5. In the “post-Internet bubble crash,” the reset feature of such securities has been criticized and often referred to as “death spiral” or “toxic.” However, at the time of issuance issuers often either did not realize the extreme dilutive impact of this feature, specifically the continuing pressure on the stock price due to shorting by the investors to hedge their exposure to the stock, or did not consider it material, given their then expectations of stock price growth. Such toxic converts have fallen out of favor.

6. For the balance of this chapter, unless otherwise noted, we will use the term convertible for exchangeables as well. As may be expected, exchangeables are used to monetize stakes that an entity, be it a firm or an individual, owns in the shares of another publicly traded common stock.

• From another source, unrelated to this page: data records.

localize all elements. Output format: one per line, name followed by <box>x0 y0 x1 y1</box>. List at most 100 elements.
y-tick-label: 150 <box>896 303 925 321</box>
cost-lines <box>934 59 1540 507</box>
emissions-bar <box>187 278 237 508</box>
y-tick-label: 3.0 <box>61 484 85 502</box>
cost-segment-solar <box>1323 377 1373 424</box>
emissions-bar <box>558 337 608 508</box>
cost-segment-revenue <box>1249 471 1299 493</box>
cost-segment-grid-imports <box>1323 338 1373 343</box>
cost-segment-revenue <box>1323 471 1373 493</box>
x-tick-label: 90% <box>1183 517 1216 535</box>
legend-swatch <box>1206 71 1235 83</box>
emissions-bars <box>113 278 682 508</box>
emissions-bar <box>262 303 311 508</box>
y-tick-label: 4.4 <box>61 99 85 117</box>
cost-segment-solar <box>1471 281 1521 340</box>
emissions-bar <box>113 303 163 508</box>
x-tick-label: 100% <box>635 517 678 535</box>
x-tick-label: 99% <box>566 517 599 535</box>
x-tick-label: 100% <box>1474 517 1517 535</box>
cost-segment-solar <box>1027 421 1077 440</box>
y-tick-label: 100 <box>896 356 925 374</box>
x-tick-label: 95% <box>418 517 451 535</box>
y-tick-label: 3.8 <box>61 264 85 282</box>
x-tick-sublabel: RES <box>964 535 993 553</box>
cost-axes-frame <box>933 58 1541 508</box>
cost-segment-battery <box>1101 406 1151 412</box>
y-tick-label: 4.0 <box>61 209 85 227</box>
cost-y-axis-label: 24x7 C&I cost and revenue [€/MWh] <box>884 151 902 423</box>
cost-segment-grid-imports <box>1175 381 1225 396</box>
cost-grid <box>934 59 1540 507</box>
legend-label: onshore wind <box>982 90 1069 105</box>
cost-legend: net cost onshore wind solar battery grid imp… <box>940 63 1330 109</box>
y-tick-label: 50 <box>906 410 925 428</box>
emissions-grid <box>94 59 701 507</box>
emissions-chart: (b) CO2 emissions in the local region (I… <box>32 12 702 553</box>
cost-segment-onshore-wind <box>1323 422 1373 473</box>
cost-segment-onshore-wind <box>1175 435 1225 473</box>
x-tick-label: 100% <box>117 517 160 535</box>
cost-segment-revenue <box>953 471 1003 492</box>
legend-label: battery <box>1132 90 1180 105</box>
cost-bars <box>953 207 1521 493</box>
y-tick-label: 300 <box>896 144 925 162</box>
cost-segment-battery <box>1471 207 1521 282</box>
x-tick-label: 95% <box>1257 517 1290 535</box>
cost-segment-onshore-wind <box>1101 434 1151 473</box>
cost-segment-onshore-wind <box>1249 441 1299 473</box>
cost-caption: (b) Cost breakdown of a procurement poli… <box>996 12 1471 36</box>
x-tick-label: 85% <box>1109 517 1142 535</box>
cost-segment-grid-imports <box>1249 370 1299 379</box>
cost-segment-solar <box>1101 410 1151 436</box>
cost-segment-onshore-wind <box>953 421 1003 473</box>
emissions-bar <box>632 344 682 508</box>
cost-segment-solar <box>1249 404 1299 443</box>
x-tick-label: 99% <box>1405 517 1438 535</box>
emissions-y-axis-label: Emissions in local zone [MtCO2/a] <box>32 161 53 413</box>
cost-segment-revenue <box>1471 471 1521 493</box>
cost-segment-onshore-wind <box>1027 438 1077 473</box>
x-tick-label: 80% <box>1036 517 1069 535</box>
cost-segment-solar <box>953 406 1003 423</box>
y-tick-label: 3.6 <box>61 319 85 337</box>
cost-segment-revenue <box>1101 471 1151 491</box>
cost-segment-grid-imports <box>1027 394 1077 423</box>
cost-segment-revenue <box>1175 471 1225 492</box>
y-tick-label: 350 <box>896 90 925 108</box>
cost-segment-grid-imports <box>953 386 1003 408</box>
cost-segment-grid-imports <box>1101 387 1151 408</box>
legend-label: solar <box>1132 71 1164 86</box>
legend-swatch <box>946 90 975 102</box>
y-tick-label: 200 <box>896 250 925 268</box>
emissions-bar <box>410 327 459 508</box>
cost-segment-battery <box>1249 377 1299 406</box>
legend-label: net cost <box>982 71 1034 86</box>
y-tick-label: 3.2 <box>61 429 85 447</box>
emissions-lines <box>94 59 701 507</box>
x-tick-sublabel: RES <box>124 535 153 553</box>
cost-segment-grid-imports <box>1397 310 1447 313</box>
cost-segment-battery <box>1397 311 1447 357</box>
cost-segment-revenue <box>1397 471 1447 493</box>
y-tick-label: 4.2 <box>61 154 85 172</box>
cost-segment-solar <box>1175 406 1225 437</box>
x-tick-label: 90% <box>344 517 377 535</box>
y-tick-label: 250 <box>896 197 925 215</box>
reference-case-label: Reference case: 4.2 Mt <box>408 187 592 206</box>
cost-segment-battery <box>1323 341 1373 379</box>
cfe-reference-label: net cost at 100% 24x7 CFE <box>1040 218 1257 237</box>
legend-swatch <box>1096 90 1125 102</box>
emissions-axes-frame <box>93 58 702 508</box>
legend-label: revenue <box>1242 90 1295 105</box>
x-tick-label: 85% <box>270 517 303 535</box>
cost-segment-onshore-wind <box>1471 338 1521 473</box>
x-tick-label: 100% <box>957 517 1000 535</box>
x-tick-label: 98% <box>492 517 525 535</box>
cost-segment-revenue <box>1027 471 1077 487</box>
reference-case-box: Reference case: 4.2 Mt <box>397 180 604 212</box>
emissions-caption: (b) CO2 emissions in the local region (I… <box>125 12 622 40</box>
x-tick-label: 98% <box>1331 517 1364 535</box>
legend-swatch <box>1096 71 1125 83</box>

7. Equity credit from rating agencies is outside the scope of this chapter. Suffice it to say that rating agencies have repeatedly indicated that with the exception of common shares, which (by definition) are accorded 100% equity credit, they do not adhere to a formulaic approach to assigning ratings for securities or corporate issuers. Nonetheless, one of the rating agencies has indicated the general range of equity credit that may be expected for a list of financial instruments. See Libby Bruch, “Integration of Rating Scales and Re-evaluation of Equity Credit,” Standard & Poor’s CreditWeek, February 24, 1999, pp. 9–11.